2. The internal mixing reactor for a recycled rubber lamp TPE composite material according to claim 1, characterized in that: The transmission mechanism includes a drive motor (4), a transmission shaft (5), a drive gear (6), and a driven gear (7). The drive motor (4) is fixedly installed at the top center of the bracket (3), and the output end of the drive motor (4) is connected to the transmission shaft (5). The bottom of the transmission shaft (5) is fixedly connected to the drive gear (6), and the driven gear (7) is meshed on one side of the drive gear (6).

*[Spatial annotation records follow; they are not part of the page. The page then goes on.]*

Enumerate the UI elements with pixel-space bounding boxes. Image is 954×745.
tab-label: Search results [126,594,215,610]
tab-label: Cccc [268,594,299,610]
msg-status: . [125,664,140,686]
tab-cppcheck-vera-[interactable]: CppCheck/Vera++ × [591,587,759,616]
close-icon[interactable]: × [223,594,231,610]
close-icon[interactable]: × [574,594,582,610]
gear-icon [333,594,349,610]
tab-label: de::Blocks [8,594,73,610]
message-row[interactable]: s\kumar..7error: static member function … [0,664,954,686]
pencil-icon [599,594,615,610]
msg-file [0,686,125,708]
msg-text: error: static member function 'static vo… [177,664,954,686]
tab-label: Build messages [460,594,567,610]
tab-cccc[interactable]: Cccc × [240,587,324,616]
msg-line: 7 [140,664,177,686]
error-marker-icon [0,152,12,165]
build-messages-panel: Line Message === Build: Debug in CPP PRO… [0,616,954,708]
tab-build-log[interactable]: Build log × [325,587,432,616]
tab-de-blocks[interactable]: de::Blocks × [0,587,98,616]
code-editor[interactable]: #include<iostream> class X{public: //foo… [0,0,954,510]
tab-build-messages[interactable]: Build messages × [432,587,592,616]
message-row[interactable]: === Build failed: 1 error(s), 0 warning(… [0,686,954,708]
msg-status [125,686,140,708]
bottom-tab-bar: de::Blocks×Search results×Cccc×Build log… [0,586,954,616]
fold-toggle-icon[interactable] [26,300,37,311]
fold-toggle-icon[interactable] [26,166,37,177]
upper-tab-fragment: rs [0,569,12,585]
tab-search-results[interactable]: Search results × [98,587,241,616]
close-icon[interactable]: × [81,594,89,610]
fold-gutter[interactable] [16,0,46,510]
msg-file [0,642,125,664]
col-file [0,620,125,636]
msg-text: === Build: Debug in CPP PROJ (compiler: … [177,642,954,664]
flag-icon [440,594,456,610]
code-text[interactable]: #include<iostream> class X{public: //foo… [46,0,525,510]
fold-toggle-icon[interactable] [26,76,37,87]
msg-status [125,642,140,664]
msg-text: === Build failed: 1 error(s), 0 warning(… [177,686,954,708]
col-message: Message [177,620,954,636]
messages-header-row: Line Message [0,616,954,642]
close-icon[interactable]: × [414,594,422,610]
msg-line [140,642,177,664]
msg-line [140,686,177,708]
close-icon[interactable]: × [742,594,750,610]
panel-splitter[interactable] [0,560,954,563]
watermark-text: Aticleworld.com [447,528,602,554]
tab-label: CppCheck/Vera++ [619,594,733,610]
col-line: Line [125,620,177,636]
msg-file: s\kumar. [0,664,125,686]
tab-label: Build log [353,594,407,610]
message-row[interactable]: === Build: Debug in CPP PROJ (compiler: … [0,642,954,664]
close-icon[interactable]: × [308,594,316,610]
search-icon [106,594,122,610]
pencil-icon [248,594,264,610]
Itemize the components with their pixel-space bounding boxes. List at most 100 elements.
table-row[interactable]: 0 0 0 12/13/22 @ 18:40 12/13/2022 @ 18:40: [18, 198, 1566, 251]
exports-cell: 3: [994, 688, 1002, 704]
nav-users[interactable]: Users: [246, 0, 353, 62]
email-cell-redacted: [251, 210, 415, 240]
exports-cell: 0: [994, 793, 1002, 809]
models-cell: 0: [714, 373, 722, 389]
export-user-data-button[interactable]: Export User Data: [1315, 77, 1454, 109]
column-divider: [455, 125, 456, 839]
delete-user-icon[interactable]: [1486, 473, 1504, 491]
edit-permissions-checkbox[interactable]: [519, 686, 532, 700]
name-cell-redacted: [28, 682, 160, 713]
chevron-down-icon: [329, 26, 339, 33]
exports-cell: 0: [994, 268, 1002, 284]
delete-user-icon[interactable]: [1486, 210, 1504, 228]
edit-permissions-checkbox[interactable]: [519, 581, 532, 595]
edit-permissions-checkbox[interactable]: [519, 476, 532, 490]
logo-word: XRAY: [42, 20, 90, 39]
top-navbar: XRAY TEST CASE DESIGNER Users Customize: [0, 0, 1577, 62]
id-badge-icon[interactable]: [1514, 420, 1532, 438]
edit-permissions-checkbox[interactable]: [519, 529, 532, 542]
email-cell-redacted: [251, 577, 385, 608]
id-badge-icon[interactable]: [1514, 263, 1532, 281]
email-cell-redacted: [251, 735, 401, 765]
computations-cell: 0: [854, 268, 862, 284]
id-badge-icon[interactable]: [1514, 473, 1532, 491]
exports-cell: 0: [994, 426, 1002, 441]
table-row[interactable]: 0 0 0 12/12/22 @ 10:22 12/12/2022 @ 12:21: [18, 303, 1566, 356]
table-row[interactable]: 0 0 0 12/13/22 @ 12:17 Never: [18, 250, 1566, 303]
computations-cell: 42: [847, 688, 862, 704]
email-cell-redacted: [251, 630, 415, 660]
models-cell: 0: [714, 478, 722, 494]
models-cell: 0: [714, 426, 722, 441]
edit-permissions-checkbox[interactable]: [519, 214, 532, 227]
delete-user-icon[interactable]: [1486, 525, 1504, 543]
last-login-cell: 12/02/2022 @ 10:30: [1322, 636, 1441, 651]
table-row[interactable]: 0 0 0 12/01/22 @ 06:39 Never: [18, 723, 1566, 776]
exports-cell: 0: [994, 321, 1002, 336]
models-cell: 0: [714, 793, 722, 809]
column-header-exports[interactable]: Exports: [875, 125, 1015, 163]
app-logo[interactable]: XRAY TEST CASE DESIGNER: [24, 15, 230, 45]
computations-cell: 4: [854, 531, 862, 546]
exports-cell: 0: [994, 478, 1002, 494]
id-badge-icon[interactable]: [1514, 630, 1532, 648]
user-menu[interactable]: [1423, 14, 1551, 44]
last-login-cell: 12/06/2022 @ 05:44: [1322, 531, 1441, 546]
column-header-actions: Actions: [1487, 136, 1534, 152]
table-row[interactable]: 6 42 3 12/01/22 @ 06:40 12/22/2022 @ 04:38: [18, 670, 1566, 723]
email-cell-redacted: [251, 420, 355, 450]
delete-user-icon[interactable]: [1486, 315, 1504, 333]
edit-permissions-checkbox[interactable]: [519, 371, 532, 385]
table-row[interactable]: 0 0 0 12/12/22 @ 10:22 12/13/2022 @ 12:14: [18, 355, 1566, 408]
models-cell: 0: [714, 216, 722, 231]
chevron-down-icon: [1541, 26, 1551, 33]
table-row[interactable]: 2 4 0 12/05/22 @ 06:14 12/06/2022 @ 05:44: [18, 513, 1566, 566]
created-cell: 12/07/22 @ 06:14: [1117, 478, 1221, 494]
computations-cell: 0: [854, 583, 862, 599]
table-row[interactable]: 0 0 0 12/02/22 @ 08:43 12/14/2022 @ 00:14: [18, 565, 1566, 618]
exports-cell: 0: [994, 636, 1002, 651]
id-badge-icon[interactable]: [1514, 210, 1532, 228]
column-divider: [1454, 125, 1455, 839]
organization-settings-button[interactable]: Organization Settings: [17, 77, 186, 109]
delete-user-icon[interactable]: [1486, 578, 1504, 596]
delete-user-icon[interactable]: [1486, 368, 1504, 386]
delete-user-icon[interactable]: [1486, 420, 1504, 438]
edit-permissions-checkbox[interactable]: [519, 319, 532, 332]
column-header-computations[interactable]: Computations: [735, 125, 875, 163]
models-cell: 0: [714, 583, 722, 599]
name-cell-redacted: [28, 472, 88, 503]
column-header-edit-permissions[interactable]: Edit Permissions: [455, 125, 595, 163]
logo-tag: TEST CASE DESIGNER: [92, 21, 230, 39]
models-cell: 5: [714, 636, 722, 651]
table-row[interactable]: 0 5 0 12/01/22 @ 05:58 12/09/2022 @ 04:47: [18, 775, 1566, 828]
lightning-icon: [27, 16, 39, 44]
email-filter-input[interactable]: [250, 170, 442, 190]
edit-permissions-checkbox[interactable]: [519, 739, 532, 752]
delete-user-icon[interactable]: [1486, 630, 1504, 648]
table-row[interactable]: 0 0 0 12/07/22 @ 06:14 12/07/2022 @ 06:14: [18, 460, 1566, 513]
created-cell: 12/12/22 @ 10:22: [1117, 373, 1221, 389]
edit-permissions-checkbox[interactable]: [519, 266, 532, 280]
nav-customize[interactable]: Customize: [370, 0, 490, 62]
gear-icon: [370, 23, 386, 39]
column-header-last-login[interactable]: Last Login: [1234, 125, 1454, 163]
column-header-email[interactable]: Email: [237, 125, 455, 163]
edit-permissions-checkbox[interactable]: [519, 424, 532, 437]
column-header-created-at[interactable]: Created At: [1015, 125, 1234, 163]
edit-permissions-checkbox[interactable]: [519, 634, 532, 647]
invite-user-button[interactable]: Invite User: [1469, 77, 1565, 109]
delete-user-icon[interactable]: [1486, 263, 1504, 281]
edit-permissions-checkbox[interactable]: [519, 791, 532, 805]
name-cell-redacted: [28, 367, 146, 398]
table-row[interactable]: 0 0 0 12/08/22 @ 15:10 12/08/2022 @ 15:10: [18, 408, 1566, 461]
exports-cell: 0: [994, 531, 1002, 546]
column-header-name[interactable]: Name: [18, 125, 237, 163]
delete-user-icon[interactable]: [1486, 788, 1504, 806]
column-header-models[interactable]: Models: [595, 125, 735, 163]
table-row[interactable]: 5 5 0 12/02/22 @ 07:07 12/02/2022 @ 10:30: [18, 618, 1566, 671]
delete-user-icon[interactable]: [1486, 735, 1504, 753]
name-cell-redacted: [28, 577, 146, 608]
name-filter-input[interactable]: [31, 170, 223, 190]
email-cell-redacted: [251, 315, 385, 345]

3. The internal mixing reactor for a recycled rubber lamp TPE composite material according to claim 2, characterized in that: The bottom of the drive gear (6) is fixedly connected to a rotating shaft (17), and a spiral blade (18) is sleeved on the outer ring surface of the rotating shaft (17). The bottom of the rotating shaft (17) is fixedly connected to a rotating seat (19), and a scraper (20) is fixedly provided on the outer surface of the rotating seat (19).
4. The internal mixing reactor for a recycled rubber lamp TPE composite material according to claim 1, characterized in that: A discharge pipe (21) is fixedly connected to the middle of the bottom end of the vessel body (1), and one end of the discharge pipe (21) passes through the bottom of the vessel body (1) and connects to the inside of the vessel body (1).
5. The internal mixing reactor for a recycled rubber lamp TPE composite material according to claim 1, characterized in that: The mounting sleeve (9) is equidistantly distributed along the outer surface of the linkage rod (8), and the lock holes (10) are equidistantly distributed along the center point of one end surface of the mounting sleeve (9).
6. The internal mixing reactor for a recycled rubber lamp TPE composite material according to claim 1, characterized in that: The locking rod (14) is slidably connected to the dial wheel (11) via the auxiliary slide plate (15), and the outer diameter of the locking rod (14) is adapted to the inner diameter of the lock hole (10).